Logo, na chegada, me apresentei, disse minha graça e o que me levava até ali. Fui breve, queria mesmo era fazer o ontem ser hoje, o agora, àquela hora...e fomos reviver, ela, o passado límpido de sua vida, e eu, o mundo que desejava habitar e que o tempo me era nada generoso.

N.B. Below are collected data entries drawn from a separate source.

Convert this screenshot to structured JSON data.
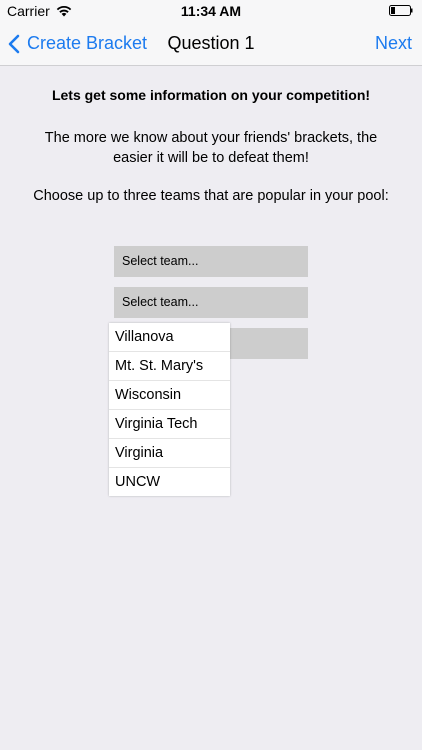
{
  "status_bar": {
    "carrier": "Carrier",
    "time": "11:34 AM"
  },
  "nav": {
    "back_label": "Create Bracket",
    "title": "Question 1",
    "next_label": "Next"
  },
  "content": {
    "heading": "Lets get some information on your competition!",
    "paragraph": "The more we know about your friends' brackets, the easier it will be to defeat them!",
    "instruction": "Choose up to three teams that are popular in your pool:"
  },
  "selects": [
    {
      "value": "Select team..."
    },
    {
      "value": "Select team..."
    },
    {
      "value": ""
    }
  ],
  "dropdown_options": [
    "Villanova",
    "Mt. St. Mary's",
    "Wisconsin",
    "Virginia Tech",
    "Virginia",
    "UNCW"
  ],
  "colors": {
    "accent": "#1c7bef",
    "background": "#eeedf2",
    "select_bg": "#cdcdcd"
  },
  "icons": [
    "wifi-icon",
    "battery-icon",
    "chevron-left-icon"
  ]
}
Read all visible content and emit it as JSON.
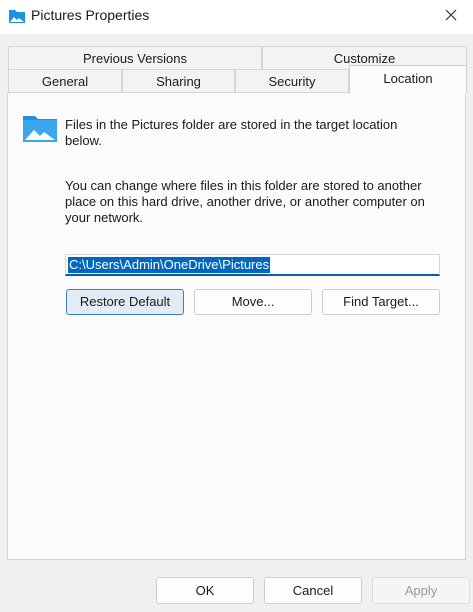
{
  "window": {
    "title": "Pictures Properties"
  },
  "tabs": {
    "previous_versions": "Previous Versions",
    "customize": "Customize",
    "general": "General",
    "sharing": "Sharing",
    "security": "Security",
    "location": "Location"
  },
  "location": {
    "info": "Files in the Pictures folder are stored in the target location below.",
    "change_text": "You can change where files in this folder are stored to another place on this hard drive, another drive, or another computer on your network.",
    "path": "C:\\Users\\Admin\\OneDrive\\Pictures",
    "restore_label": "Restore Default",
    "move_label": "Move...",
    "find_label": "Find Target..."
  },
  "footer": {
    "ok_label": "OK",
    "cancel_label": "Cancel",
    "apply_label": "Apply"
  },
  "colors": {
    "accent": "#0067c0",
    "folder": "#1e90e6"
  }
}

Lá estava, na sala, dona Silvanira Freitas Gravatá, ou mais adequado para sua missão neste mundo: Mãe Lenita, sentada num sofá de encosto alto e macio, coberto por uma manta de retalho dos mais coloridos e estampados; o piso parecia ter sido lustrado pra noite de gala, para um baile ou para visita há muito esperada; Da estante de madeira torneada saltavam porta-retratos, eram as revelações primeiras - antes de uma palavra, sequer -, sobre quem são todos aqueles que figuravam naquelas fotografias. Tudo adequadamente em seu lugar, num esmero revelador.


Na ocasião, pesavam sobre seus ombros e pés (únicas partes do corpo que reclamavam algum incomodo) 90 anos, com margem de erro para alguns anos a mais. No tempo dos seus pais, registrar menino era luxo pra pouca gente, era dificultoso, carecia procurar cartório e testemunhas; quando era possível registrar, sendo isso alguns anos depois dos nascimentos das crianças, havia transcorrido tanto tempo que nem mesmo quem gerou guardava o ano da rebentação. Ficava o dito pelo não dito, e ia toda prole de cinco, oito ou mesmo dez meninos, com anos de diferença, registrar no mesmo dia. Daí a controvérsia entre ter nascido em 1915 ou em 1908.


Também estava na sala uma mulher bonita, garbosa, de pé, na soleira da porta, entre a sala, qual estávamos, e a cozinha, sempre a auxiliar mãe Lenita em suas incursões pelo passado, relembrando um fato ou colocando em sua boca as palavras encobertas pelas tramas do tempo. Mais pessoas ocupavam o ambiente das quais não me recordo muito bem, mas sei que estavam lá, ouvindo a tudo atentas e receptivas. Mesmo para elas, que conviviam com aquela senhora de muitas histórias, parecia-lhes estranho tantas perguntas e curiosidades de um menino imberbe que chegara como quem viesse buscar notícia de um ente que mora longe e pouco se comunica. Eram muitas as histórias a serem desfiadas naquela tarde quente de primavera.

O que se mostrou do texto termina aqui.